Comment author: satt 05 October 2012 07:12:29PM *  4 points [-]

Wish I'd thought to ask this question myself. The paper doesn't have the data to answer this, but with a little work one can search PubMed for retractions. Interestingly, I get 2,418 hits while the paper mentions only 2,047.

I grabbed the 441 retraction records for 2011 (in MEDLINE format for easier processing) and slapped together a script to extract the references.

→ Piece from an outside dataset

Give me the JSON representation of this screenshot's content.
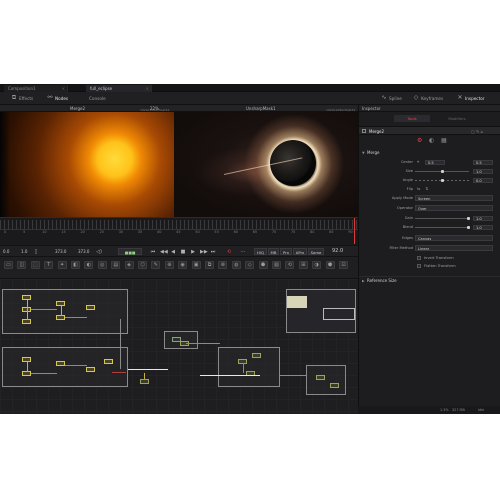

There were 458 (some retractions are for multiple publications) and my script pulled 415 publication years from them. Some papers had no year because they were referenced only by DOI and the DOI didn't include a year; some papers had two publication years because they had a formal publication date and a DOI with a year (presumably these papers are the ones that appear online before getting a formal volume number & page allocation).

A tally of the original publication years for those 415 retractions:

  • 1998: 2
  • 1999: 8
  • 2000: 7
  • 2001: 13
  • 2002: 20
  • 2003: 11
  • 2004: 13
  • 2005: 33
  • 2006: 33
  • 2007: 31
  • 2008: 32
  • 2009: 66
  • 2010: 109
  • 2011: 37

Looks like really old papers aren't being retracted, which surprises me! I would've expected at least a handful from the 1980s, but last year's retractions stop dead at 1997. Somehow I doubt the shitty pre-1998 papers have all already been retracted.